# taz.de -- Selenskis Besuch in den USA: Voller Symbolkraft
       
       > Beim US-Besuch des ukrainischen Präsidenten Selenski geht es um
       > Raketenabwehr und Geld. Das seien Investitionen in globale Sicherheit,
       > sagt er.
       
 (IMG) Bild: Der ukrainische Präsident Wolodimir Selenski am 21. Dezember im US-Kongress
       
       Mit gut einer Woche Vorlauf und unter größter Geheimhaltung war der
       [1][Besuch des ukrainischen Präsidenten Wolodimir Selenski in Washington]
       geplant worden.
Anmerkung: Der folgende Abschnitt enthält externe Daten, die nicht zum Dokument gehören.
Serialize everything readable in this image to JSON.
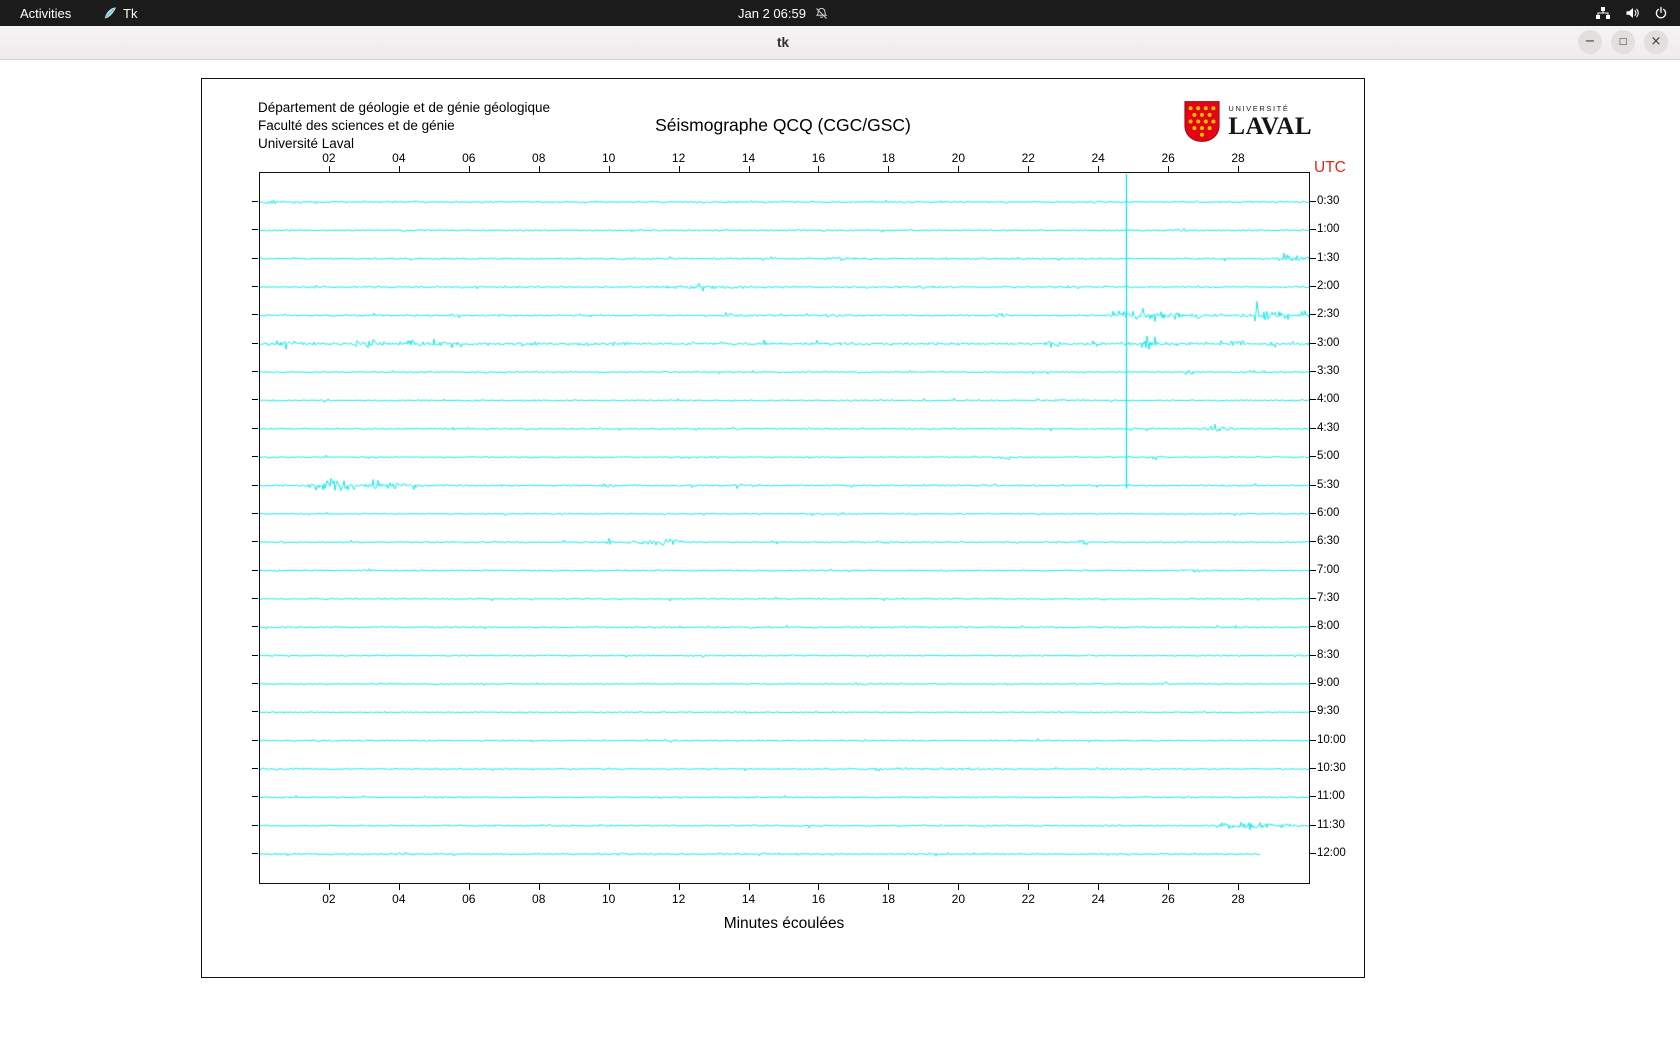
{
  "desktop": {
    "top_bar": {
      "activities_label": "Activities",
      "app_name": "Tk",
      "clock": "Jan 2 06:59",
      "icons": [
        "tk-feather-icon",
        "notifications-muted-icon",
        "network-icon",
        "volume-icon",
        "power-icon"
      ]
    },
    "window": {
      "title": "tk",
      "controls": {
        "minimize": "−",
        "maximize": "□",
        "close": "×"
      }
    }
  },
  "seismograph": {
    "header_lines": [
      "Département de géologie et de génie géologique",
      "Faculté des sciences et de génie",
      "Université Laval"
    ],
    "logo": {
      "small_text": "UNIVERSITÉ",
      "large_text": "LAVAL",
      "shield_color": "#e30513",
      "dot_color": "#f2c400"
    }
  },
  "chart_data": {
    "type": "line",
    "title": "Séismographe QCQ (CGC/GSC)",
    "xlabel": "Minutes écoulées",
    "utc_axis_label": "UTC",
    "utc_label_color": "#e8251a",
    "trace_color": "#00e6e6",
    "x_ticks": [
      "02",
      "04",
      "06",
      "08",
      "10",
      "12",
      "14",
      "16",
      "18",
      "20",
      "22",
      "24",
      "26",
      "28"
    ],
    "x_range": [
      0,
      30
    ],
    "vertical_line": {
      "minute": 24.78,
      "to_row": 10
    },
    "rows": [
      {
        "label": "0:30",
        "base": 1.1,
        "events": [
          [
            0.4,
            0.5,
            1.5
          ]
        ]
      },
      {
        "label": "1:00",
        "base": 1.1,
        "events": [
          [
            26.4,
            0.25,
            2.5
          ]
        ]
      },
      {
        "label": "1:30",
        "base": 1.1,
        "events": [
          [
            16.6,
            0.3,
            2
          ],
          [
            29.6,
            0.5,
            4
          ]
        ]
      },
      {
        "label": "2:00",
        "base": 1.2,
        "events": [
          [
            12.3,
            0.7,
            2
          ],
          [
            13.2,
            0.3,
            1.5
          ]
        ]
      },
      {
        "label": "2:30",
        "base": 1.2,
        "events": [
          [
            5.6,
            0.15,
            2.5
          ],
          [
            13.4,
            0.1,
            5
          ],
          [
            16.2,
            0.1,
            3
          ],
          [
            21.2,
            0.1,
            2.5
          ],
          [
            24.9,
            0.4,
            8
          ],
          [
            25.7,
            0.25,
            7
          ],
          [
            26.2,
            0.15,
            6
          ],
          [
            26.8,
            0.12,
            5
          ],
          [
            27.4,
            0.1,
            4
          ],
          [
            28.6,
            0.3,
            11
          ],
          [
            29.2,
            0.15,
            5
          ],
          [
            29.9,
            0.25,
            7
          ]
        ]
      },
      {
        "label": "3:00",
        "base": 1.6,
        "events": [
          [
            0.6,
            0.25,
            3.5
          ],
          [
            3.1,
            0.35,
            3.5
          ],
          [
            4.4,
            0.2,
            2.5
          ],
          [
            5,
            4.5,
            0.9
          ],
          [
            5.0,
            0.15,
            3.5
          ],
          [
            7.5,
            0.25,
            2.5
          ],
          [
            9.3,
            0.15,
            2.5
          ],
          [
            15,
            5,
            0.5
          ],
          [
            22.6,
            0.15,
            3.5
          ],
          [
            25.4,
            0.25,
            3.5
          ],
          [
            26.1,
            0.15,
            2.5
          ],
          [
            28.0,
            0.2,
            3.5
          ],
          [
            28.9,
            0.15,
            2.5
          ]
        ]
      },
      {
        "label": "3:30",
        "base": 1.1,
        "events": [
          [
            26.6,
            0.12,
            4.5
          ]
        ]
      },
      {
        "label": "4:00",
        "base": 1.0,
        "events": [
          [
            22.7,
            0.4,
            1.5
          ]
        ]
      },
      {
        "label": "4:30",
        "base": 1.1,
        "events": [
          [
            27.4,
            0.35,
            2.5
          ]
        ]
      },
      {
        "label": "5:00",
        "base": 1.0,
        "events": [
          [
            13.0,
            0.12,
            2.5
          ],
          [
            21.3,
            0.15,
            2
          ],
          [
            25.6,
            0.15,
            2
          ]
        ]
      },
      {
        "label": "5:30",
        "base": 1.2,
        "events": [
          [
            1.9,
            0.4,
            8
          ],
          [
            2.5,
            0.25,
            6
          ],
          [
            3.3,
            0.18,
            7
          ],
          [
            3.8,
            0.2,
            5
          ],
          [
            4.3,
            0.25,
            2.5
          ],
          [
            9.9,
            0.12,
            2.5
          ],
          [
            13.7,
            0.12,
            2.5
          ]
        ]
      },
      {
        "label": "6:00",
        "base": 0.9,
        "events": []
      },
      {
        "label": "6:30",
        "base": 1.0,
        "events": [
          [
            10.0,
            0.06,
            13
          ],
          [
            11.1,
            0.45,
            2.5
          ],
          [
            11.7,
            0.35,
            3
          ],
          [
            17.9,
            0.3,
            1.5
          ],
          [
            23.5,
            0.08,
            7
          ]
        ]
      },
      {
        "label": "7:00",
        "base": 0.9,
        "events": [
          [
            26.7,
            0.25,
            1.5
          ]
        ]
      },
      {
        "label": "7:30",
        "base": 1.0,
        "events": []
      },
      {
        "label": "8:00",
        "base": 1.1,
        "events": []
      },
      {
        "label": "8:30",
        "base": 0.9,
        "events": []
      },
      {
        "label": "9:00",
        "base": 0.9,
        "events": [
          [
            25.9,
            0.15,
            1.5
          ]
        ]
      },
      {
        "label": "9:30",
        "base": 0.9,
        "events": []
      },
      {
        "label": "10:00",
        "base": 1.0,
        "events": []
      },
      {
        "label": "10:30",
        "base": 1.1,
        "events": [
          [
            19.3,
            1.5,
            1.0
          ]
        ]
      },
      {
        "label": "11:00",
        "base": 0.9,
        "events": []
      },
      {
        "label": "11:30",
        "base": 1.1,
        "events": [
          [
            27.6,
            0.4,
            3.5
          ],
          [
            28.5,
            0.4,
            3.5
          ],
          [
            29.3,
            0.25,
            2.5
          ]
        ]
      },
      {
        "label": "12:00",
        "base": 1.3,
        "events": [],
        "end": 28.6
      }
    ]
  }
}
Mit der Bahn war Selenski nach Polen gereist, von dort flog
       ihn eine Maschine der US-Luftwaffe direkt in die US-Hauptstadt.
       
       Nicht im Anzug mit Krawatte, sondern, wie stets bei öffentlichen Auftritten
       seit Beginn des russischen Überfalls, im olivgrünen Pulli, ließ sich
       Selenski im Weißen Haus von Präsident Joe Biden begrüßen. Beide setzten
       alles daran, Freundschaft und Solidarität zu demonstrieren.
       
       Selenski übergab Biden beim presseöffentlichen Vorgespräch einen
       militärischen Orden und berichtete, den habe ihm am Vortag bei einem Besuch
       in der umkämpften Stadt Bachmut ein ukrainischer Soldat für den
       US-Präsidenten mitgegeben, der sich als Kommandeur einer
       Himars-Raketeneinheit auf diese Weise bei Biden bedanken wollte.
       „Unverdient, aber sehr geschätzt“, kommentierte Biden bescheiden.
       
       In der Sache brachte der Besuch wenig, was nicht zuvor bereits bekannt
       gewesen wäre. Biden versicherte der Ukraine die volle Unterstützung,
       „solange dies nötig ist“, und informierte über ein neues, 1,9 Milliarden
       US-Dollar schweres militärisches Hilfspaket, das erstmals auch die
       hochmodernen Patriot-Luftabwehrraketen beinhaltet.
       
       ## Stehender Applaus
       
       Wann genau die in der Ukraine zum Einsatz kommen können und wie lange es
       dauert, um ukrainisches Militärpersonal an den Systemen zu schulen, blieb
       zunächst offen – Experten sprachen später von einigen Monaten, die das
       dauern werde.
       
       Bei den Gesprächen hinter verschlossenen Türen brachte Selenski die
       weitergehenden Forderungen der Ukraine zum Ausdruck: Insbesondere schwere
       Kampfpanzer und Artillerie sowie Raketen mit größerer Reichweite stehen auf
       dem Wunschzettel, um die russischen Truppen auch in ihren zurückgezogenen
       Stellungen angreifen zu können, aus denen sie ihrerseits ihre [2][Attacken
       auf die zivile Infrastruktur der Ukraine] starten.
       
       Den Wunsch allerdings, auch das war vorher absehbar, erfüllte Biden nicht.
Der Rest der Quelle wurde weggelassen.